如果result24.count()> 0:
session_statis.execute('DELETE FROM tablename WHERE source =%s and timespan =%s',(source,'24'))
resultschema24 = sqlContext。 createDataFrame(result24)
resultschema24.write.format(org.apache.spark.sql.cassandra)。options(table =tablename,keyspace =keyspace)。save(mode =append)
conf = SparkConf()。setAppName(appname)
sc = SparkContext(conf = conf)
ssc = StreamingContext(sc,30)
sqlContext = SQLContext $ b channels = sc.cassandraTable(keyspace,tablename)。
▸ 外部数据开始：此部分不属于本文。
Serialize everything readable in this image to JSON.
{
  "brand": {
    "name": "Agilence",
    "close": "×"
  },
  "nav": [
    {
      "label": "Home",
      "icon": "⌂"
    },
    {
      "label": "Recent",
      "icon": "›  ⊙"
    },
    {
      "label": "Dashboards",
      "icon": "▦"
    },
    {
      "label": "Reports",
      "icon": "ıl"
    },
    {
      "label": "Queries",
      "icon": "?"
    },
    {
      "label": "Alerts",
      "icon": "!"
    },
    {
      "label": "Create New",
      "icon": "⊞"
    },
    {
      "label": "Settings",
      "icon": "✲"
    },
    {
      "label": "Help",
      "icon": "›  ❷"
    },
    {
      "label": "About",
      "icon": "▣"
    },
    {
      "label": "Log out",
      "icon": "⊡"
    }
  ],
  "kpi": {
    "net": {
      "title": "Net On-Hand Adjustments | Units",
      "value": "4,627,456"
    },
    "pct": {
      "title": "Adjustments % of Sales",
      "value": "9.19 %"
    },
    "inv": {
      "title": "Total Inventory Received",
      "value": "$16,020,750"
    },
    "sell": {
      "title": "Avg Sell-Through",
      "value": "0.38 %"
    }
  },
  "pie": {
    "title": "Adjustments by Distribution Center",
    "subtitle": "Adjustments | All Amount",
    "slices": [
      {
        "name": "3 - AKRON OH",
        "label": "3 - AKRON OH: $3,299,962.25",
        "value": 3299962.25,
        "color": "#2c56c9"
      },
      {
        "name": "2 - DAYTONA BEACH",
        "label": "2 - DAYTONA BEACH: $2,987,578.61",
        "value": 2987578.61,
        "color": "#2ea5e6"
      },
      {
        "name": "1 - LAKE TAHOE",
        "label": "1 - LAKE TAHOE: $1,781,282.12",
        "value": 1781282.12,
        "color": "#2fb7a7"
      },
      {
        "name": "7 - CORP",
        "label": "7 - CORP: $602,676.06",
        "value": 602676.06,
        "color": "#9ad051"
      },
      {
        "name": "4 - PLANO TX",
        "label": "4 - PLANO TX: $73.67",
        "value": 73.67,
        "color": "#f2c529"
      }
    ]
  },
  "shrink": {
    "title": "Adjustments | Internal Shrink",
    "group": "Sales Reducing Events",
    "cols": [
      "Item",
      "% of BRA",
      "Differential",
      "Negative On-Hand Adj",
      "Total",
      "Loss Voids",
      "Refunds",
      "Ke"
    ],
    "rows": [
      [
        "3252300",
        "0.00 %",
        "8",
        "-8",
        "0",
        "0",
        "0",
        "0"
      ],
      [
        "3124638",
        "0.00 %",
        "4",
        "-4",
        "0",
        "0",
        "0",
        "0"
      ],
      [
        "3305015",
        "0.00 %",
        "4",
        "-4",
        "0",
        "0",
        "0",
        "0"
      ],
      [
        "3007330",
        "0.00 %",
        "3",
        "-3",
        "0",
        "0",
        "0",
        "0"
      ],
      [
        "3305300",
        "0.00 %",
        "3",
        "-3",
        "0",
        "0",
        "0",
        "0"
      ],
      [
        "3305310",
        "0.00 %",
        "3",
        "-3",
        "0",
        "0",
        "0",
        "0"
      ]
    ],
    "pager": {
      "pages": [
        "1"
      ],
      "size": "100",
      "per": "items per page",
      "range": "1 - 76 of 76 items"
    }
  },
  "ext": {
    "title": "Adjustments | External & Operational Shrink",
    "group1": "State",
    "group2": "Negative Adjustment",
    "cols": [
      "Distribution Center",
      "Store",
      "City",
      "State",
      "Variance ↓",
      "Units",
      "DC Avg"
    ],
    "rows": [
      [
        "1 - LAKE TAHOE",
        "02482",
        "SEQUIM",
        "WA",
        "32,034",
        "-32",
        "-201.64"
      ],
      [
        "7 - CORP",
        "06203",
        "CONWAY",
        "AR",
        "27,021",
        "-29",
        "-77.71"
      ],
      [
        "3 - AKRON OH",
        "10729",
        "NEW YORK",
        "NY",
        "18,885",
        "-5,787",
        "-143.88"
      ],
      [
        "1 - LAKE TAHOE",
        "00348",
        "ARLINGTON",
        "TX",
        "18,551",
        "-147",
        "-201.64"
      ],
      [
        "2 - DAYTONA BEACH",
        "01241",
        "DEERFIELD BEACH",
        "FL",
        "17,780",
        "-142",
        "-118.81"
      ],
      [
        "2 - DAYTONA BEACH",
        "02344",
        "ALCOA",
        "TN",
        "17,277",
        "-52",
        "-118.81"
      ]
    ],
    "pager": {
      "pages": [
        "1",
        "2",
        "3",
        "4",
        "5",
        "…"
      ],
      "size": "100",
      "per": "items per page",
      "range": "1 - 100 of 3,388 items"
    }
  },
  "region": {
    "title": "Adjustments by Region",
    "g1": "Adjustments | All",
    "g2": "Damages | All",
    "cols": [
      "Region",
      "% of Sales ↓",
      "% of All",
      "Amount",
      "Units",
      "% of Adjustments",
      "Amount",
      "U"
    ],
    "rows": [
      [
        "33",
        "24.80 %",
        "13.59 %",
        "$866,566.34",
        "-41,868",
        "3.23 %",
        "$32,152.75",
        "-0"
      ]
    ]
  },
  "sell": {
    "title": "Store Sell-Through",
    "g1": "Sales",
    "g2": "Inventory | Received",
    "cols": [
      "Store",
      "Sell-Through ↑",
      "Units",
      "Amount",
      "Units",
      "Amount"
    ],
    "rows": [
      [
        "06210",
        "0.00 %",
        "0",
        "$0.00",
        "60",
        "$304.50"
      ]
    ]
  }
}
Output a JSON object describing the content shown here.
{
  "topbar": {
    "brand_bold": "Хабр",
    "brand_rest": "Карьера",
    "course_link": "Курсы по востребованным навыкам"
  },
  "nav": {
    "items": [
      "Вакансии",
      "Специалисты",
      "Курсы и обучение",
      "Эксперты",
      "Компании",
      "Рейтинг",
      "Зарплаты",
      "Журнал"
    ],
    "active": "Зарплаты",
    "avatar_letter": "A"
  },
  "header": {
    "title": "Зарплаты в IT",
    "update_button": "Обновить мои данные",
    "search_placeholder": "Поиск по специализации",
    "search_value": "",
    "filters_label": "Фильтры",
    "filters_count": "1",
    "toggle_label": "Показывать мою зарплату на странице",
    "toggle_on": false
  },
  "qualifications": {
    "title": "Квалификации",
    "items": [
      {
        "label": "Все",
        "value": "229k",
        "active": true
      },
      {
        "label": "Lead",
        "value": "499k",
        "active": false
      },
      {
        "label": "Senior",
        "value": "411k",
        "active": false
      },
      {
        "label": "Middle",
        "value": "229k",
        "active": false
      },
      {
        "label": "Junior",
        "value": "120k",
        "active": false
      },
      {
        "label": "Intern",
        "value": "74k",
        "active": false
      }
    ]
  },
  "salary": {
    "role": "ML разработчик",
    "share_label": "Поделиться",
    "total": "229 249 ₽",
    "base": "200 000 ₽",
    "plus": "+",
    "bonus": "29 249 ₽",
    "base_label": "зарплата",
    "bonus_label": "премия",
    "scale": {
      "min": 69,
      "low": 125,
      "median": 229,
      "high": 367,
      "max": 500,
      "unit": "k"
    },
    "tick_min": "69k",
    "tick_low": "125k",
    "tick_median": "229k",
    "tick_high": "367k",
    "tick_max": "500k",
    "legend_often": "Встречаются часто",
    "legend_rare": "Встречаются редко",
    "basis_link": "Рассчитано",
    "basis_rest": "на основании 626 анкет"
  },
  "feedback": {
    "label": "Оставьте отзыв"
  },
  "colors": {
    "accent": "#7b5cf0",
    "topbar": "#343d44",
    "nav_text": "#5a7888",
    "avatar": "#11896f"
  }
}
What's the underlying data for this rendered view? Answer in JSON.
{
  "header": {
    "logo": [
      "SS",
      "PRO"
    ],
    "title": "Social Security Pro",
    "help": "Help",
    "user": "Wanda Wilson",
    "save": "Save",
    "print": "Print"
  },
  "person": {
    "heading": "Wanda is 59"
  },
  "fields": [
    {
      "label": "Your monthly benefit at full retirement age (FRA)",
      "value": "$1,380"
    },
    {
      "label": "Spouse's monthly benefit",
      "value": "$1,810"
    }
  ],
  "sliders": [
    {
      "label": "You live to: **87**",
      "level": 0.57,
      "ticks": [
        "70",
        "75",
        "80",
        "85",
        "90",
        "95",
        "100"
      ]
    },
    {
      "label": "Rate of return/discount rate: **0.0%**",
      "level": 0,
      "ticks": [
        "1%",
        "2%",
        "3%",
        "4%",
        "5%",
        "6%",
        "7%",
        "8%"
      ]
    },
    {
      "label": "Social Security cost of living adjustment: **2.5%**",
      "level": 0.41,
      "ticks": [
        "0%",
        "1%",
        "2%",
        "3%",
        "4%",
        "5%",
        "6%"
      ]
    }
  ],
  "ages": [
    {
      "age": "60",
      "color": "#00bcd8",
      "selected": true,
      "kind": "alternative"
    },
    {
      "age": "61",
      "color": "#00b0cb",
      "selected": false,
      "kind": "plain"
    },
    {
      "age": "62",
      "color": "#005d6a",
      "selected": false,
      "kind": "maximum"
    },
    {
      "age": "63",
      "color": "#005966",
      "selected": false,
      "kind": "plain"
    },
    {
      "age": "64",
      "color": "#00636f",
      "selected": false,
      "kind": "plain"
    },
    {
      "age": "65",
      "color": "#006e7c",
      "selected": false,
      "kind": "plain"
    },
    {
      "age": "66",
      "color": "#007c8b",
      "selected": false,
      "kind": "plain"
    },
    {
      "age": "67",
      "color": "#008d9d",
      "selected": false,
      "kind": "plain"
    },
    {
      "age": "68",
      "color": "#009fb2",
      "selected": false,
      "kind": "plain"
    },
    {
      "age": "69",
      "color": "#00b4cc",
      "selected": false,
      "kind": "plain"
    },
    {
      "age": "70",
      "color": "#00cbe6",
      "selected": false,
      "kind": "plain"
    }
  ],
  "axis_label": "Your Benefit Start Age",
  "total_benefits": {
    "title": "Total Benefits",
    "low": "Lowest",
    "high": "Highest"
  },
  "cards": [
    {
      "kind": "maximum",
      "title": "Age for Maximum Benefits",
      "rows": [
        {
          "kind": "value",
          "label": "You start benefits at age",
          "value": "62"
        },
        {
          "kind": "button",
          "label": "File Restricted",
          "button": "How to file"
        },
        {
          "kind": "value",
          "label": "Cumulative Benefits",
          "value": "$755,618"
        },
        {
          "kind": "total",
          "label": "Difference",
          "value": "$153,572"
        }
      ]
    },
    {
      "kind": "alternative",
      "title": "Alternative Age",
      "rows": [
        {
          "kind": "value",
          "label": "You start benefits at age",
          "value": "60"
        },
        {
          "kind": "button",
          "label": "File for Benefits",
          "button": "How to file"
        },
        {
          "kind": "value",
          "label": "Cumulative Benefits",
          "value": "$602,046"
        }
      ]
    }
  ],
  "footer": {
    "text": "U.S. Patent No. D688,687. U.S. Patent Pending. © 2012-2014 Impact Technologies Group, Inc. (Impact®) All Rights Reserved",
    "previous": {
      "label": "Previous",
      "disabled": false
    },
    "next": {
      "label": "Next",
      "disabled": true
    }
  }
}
map(lambda x:(x.id,{'author':x.name,'category':x.category}))
article = sc.cassandraTable('keyspace','tablename')map(lambda x:(x.id,(x.id,x.thumbnail,x.title,x.url,x.created_at + timedelta(hours = 8),source,x.category,x.channel,x.genre))
articlestat = sc.cassandraTable('keyspace','tablename')map(lambda x:(x.channel,{' id':x.id,'thumbnail':x.thumbnail,'title':x.title,'url':x.url,'created_at':x.created_at,'source':x.source,'category' :x.category,'channel':x.channel,'genre':x.genre}))
axes = sc.cassandraTable('keyspace','tablename')
topic ='topic1'
kafkaParams = {metadata.broker.list:localhost:9092}
article_stream = KafkaUtils.createDirectStream(ssc,[topic],kafkaParams)
article_join_stream = article_stream.map x:read_json(x [1]))。filter(lambda x:x!= 0).map(lambda x:TransformInData(x))。filter(lambda x:x!= 0).flatMap a for a in x))。map(lambda x:(x ['id']。encode(utf-8),x))
article_join_stream.transform(storeDataToCassandra).pprint b axes_topic ='topic2'
axes_stream = KafkaUtils.createDirectStream(ssc,[axes_topic],kafkaParams)
axes_join_stream = axes_stream.map(lambda x:read_json(x [1]))filter :x!= 0).map(lambda x:axesTransformData(x))。filter(lambda x:x!= 0).flatMap(lambda x:(a for a in x) (x ['id']),x))
axes_join_stream.transform(axesStoreToCassandra).pprint()
statistics = article_join_stream.map(lambda x:(x [0]))。 * 60,15 * 60)
statistics.transform(joinstream).pprint()
ssc.start()

编辑:
这是似乎消耗大部分时间的阶段。有任何想法吗?



解决方案

乍看起来,您刚刚开始使用spark-submit< your application>



这意味着你使用默认的内存和CPU分配给你的应用程序(在大多数默认情况下是大约1cpu和512MB的RAM)。



这是假设您使用的是YARN,因为您没有提供此信息。



使用适当的资源启动您的应用程序,您会看到改进。



编辑:



我看到你使用了很多lambdas,序列化。
知道当使用对象时,你每次都传递整个对象。



I.E。您使用的是完整的对象 this.value ,而不是 value
要解决这个问题,你可以使用一个局部变量_value = this.value并使用它来继续。



这可能会提高你的速度。 p>

I have a cluster with 4 nodes: 3 Spark nodes and 1 Solr node. My CPU is 8 core, my memory is 32 GB, disc space is SSD. I use cassandra as my database. My data amount is 22GB after 6 hours and I now have around 3,4 Million rows, which should be read in under 5 minutes.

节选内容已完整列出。